The revised Statement builds upon years of rigorous internal research, including the findings of the IPSA Academic Freedom Report 2021 and the Guidelines on Academic Freedom Protection Procedures developed in 2025.
Addressing Global Conflict and Expanding the Definition of Threats
A critical addition to the revised Statement is the explicit recognition of how war, armed conflict, and organized violence gravely undermine the social sciences through the killing of academics, the destruction of research infrastructure and the forced displacement of scholars. We have also expanded our definition of threats to include contemporary pressures such as restrictions on scholarly communication and discriminatory employment practices.
Call to Action
IPSA calls upon all authorities to uphold the conditions necessary for free inquiry and urges our members to seek guidance from their national or regional association, or the IPSA Secretariat, should they face threats to their academic freedom.
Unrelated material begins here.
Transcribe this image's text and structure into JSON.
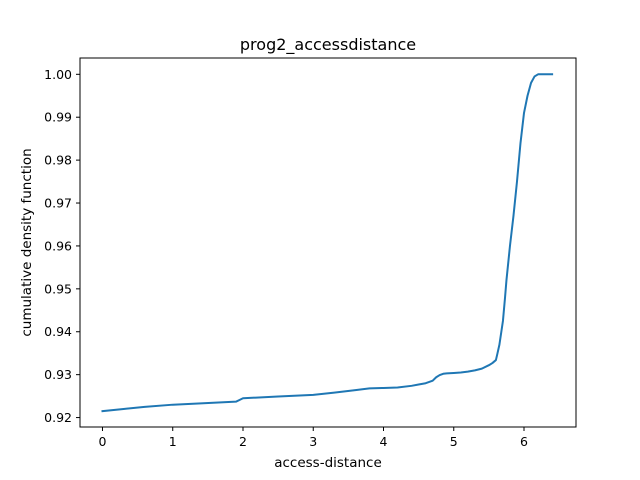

IPSA Statement on Academic Freedom 2026
IPSA affirms its commitment to the academic freedoms necessary for the social sciences to flourish. In line with its Mission Statement and the UNESCO Recommendation concerning the Status of Higher-Education Teaching Personnel (1997), IPSA upholds the principle that academic freedom is essential to research, teaching, publication, public engagement, and the free exchange of ideas across borders and institutions.
Over the years, the Association has strengthened its work on academic freedom through research and guidance for its members. It issued the IPSA Academic Freedom Report 2021, presenting the results and analysis of a survey on violations of academic freedom conducted among its collective members in 2020. Building on this work, and in response to requests for practical guidance, the Guidelines on Academic Freedom Protection Procedures were developed in 2025. These are available on the IPSA website and are intended to help national associations shape policies and procedures suited to their own contexts.
For IPSA, academic freedom means the freedom of academics and researchers to work freely and effectively in undertaking their research and teaching, and to disseminate their ideas and results to colleagues and the public, nationally as well as internationally. It also includes the liberty of scholars and researchers to express opinions freely about the institution or system in which they work, to fulfil their functions without discrimination or fear of repression by the State or any other actor, and to participate in professional or representative academic bodies.
IPSA recognizes that academic freedoms can be threatened both directly and indirectly. Direct threats include arbitrary arrest, harassment, censorship, intimidation, and violence against scholars. Indirect threats include discriminatory employment practices, constraints on promotion and tenure, politically motivated restrictions on research funding, interference in curricula, and limitations on scholarly communication.
IPSA further recognizes that war, armed conflict, and other forms of organized violence can gravely undermine academic freedom. Such violations include the killing and maiming of academics, attacks on universities and other sites of learning, destruction of archives and research infrastructure, forced displacement, and restrictions on the mobility and exchange on which academic life depends. These acts are incompatible with academic freedom, with the protection of higher education, and with respect for humanitarian law.
IPSA therefore calls on all authorities and relevant actors to protect scholars, students, universities, and research institutions, to respect humanitarian law, and to uphold the conditions necessary for free inquiry, open debate, and peaceful scholarly exchange. IPSA also urges its members not to adopt or support policies and practices that conflict with these principles.
Political scientists facing threats to academic freedom may seek guidance and support through IPSA’s Secretariat and relevant IPSA bodies. In reaffirming these principles, IPSA underscores that academic freedom, institutional autonomy, and peace are mutually reinforcing conditions for scholarship and democratic life.